Transonic Shock Tube (STK)Copyright: © HGD
A shock tube has been modified to perform airfoil testing at transonic Mach numbers and relatively high Reynolds numbers extending up to 40 Mio. The flow behind the incident shock wave provides the testing flow. The overall testing time is in the order of 5-10 ms, which is very short compared with that of conventional wind tunnels, but long enough for flow establishment and to perform reliable measurements during stationary flow period. The facility described offers the possibility to perform high Reynolds number testing at low cost and to avoid the cryogenic wind tunnel technique but at the expense of a short running time and a relatively small test section cross size.Copyright: © HGD
In the second picture, the working principle of the tube is schematically shown. The shock tube is divided into a high pressure and a low pressure section by metal diaphragms.
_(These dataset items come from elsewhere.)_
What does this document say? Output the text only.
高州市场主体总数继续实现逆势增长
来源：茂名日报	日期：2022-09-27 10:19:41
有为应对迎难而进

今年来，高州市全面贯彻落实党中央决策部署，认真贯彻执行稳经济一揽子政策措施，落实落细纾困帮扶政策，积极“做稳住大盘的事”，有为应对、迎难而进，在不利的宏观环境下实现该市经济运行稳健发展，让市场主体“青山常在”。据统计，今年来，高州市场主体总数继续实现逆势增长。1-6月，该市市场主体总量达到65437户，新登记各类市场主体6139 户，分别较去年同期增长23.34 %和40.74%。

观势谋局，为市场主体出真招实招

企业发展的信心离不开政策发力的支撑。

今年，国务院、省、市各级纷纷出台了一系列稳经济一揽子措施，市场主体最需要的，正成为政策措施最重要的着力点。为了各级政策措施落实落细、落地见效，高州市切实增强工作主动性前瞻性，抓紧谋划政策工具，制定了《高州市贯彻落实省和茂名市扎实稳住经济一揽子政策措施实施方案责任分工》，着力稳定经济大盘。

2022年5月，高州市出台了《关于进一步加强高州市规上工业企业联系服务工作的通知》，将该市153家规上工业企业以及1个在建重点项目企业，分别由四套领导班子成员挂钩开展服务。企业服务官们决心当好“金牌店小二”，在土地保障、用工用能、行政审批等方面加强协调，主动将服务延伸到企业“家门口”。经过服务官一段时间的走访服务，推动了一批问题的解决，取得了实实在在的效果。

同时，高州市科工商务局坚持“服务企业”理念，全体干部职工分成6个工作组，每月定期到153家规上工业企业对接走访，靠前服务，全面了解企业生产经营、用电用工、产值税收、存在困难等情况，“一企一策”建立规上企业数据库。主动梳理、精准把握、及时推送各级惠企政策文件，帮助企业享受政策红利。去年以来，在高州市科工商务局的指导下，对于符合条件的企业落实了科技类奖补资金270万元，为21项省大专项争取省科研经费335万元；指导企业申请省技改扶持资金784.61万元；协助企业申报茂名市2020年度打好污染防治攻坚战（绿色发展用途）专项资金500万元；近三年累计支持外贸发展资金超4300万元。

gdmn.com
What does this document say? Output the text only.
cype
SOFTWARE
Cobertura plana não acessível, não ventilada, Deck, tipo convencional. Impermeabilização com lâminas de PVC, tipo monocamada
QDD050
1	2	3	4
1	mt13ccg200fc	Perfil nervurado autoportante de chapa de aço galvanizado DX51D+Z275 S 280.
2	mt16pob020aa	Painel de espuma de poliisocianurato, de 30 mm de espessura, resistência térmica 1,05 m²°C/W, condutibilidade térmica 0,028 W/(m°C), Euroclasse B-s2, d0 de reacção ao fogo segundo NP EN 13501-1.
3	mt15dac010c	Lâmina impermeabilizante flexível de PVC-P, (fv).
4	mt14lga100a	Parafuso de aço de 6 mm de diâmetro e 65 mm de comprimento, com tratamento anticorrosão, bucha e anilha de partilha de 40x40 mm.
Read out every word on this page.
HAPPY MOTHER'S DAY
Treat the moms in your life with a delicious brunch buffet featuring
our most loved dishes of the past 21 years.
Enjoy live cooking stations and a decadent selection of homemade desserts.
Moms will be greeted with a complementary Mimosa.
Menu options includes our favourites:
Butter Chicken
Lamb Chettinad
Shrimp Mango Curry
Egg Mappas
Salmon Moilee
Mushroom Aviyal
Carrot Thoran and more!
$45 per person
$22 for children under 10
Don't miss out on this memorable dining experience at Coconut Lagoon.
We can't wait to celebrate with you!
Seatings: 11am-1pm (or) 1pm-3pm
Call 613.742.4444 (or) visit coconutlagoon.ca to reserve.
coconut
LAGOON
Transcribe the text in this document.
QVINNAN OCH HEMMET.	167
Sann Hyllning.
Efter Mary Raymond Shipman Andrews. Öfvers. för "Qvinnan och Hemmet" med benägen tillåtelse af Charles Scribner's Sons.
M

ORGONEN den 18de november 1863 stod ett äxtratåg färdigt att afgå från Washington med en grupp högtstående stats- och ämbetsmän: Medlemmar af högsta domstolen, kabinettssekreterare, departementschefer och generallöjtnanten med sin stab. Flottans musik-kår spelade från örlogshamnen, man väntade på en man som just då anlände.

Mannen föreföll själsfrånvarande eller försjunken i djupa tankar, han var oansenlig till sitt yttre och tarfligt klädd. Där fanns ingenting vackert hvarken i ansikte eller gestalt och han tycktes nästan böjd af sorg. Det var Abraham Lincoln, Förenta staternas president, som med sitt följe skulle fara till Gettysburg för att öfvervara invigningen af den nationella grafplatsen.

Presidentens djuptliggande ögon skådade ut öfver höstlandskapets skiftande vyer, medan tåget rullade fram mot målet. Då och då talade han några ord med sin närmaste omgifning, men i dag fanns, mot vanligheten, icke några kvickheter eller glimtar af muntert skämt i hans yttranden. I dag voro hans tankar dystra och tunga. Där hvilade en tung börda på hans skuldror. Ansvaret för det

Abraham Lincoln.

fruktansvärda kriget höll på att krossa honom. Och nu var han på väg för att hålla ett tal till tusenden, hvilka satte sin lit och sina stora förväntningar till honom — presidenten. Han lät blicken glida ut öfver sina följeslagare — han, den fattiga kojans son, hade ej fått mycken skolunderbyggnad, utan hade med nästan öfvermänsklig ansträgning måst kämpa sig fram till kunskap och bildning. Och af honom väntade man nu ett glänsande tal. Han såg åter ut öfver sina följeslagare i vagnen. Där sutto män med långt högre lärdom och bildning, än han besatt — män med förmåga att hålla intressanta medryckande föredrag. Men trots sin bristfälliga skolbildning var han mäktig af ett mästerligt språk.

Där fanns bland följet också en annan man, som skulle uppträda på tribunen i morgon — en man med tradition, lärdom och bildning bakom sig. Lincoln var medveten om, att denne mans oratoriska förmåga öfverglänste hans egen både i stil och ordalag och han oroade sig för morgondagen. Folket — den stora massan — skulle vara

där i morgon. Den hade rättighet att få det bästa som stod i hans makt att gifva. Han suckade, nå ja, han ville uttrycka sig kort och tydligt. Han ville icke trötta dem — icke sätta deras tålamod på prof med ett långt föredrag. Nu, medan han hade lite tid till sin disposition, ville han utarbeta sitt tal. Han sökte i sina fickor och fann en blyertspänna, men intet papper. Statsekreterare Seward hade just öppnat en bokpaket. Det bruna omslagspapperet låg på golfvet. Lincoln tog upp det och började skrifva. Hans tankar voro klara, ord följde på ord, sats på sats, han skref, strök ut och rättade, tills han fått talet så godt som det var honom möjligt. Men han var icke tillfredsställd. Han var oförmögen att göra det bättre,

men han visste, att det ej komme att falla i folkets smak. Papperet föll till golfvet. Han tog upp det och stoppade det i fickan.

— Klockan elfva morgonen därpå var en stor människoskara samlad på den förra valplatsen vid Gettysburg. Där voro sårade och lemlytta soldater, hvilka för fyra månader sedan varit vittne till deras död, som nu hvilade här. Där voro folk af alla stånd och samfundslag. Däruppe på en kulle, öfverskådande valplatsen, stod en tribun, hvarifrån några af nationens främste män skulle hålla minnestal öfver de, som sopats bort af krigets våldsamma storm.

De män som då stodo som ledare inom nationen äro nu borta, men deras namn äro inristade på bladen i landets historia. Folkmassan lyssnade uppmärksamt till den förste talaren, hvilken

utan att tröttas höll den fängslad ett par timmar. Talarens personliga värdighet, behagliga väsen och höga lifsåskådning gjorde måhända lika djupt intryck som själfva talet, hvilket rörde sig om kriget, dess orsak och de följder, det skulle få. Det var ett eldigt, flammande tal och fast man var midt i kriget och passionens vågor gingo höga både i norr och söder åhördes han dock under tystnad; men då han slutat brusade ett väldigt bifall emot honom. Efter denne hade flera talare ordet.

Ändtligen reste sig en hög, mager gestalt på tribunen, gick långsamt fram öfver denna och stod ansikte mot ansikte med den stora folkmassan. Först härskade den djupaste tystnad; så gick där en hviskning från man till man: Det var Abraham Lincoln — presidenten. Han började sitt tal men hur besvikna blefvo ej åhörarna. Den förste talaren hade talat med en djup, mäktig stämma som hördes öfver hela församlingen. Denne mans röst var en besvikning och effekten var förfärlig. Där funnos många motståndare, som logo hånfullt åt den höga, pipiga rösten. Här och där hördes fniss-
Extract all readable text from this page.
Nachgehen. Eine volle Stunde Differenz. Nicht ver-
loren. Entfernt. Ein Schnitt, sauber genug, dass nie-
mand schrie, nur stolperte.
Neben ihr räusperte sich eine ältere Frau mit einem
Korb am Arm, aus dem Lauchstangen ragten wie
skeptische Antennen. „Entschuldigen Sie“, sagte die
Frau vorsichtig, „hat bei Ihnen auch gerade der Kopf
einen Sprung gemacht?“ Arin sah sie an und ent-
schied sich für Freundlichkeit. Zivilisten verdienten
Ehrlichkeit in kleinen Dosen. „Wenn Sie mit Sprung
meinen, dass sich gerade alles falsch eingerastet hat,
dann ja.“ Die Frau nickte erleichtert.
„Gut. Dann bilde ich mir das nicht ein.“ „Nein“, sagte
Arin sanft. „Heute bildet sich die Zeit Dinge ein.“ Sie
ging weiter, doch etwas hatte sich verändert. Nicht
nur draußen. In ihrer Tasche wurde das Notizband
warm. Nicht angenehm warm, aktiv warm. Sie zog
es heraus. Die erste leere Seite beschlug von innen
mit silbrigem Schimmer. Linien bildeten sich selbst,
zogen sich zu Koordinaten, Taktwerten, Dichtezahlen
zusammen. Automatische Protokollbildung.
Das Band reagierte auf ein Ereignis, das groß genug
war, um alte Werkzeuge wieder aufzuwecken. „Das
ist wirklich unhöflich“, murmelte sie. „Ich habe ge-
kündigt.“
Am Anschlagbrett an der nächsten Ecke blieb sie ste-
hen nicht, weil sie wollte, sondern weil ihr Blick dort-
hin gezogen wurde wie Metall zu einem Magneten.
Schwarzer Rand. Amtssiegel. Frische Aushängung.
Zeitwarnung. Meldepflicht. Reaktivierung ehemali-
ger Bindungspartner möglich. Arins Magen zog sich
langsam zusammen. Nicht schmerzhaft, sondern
In this case, the high pressure section is filled with compressed air up to the initial filling pressure p4 at the temperature T4. The low pressure section is filled with test gas, typically nitrogen or air of pressure p1 and temperature T1. In our case, the temperatures T1 and T4 of the test and driver gas, respectively, match ambient temperature. Because of the pressure difference p4-p1 after rapture of the main diaphragm, a planar shock wave develops and propagates with velocity us downstream into the low pressure section compressing and accelerating the test gas at the same time. The strength of the incident wave is such that the desired transonic flow establishes behind it. The total length of the shock tube is 35.5 m, and its inner diameter is 300 mm. The maximum working pressure of the tube is limited to 25 MPa. The overall length of the facility consisting of shock tube, test section, and dump tank as shown in the picture is 46 m.
Shortly after the bursting of the main diaphragm between the high and low pressure sections, the incident shock wave enters the test section, followed by the transonic flow. The test section is designed for a maximum static pressure of 4 MPa, which is necessary to achieve high Reynolds numbers in the order of 40 Mio. based on a model chord length of 100 mm.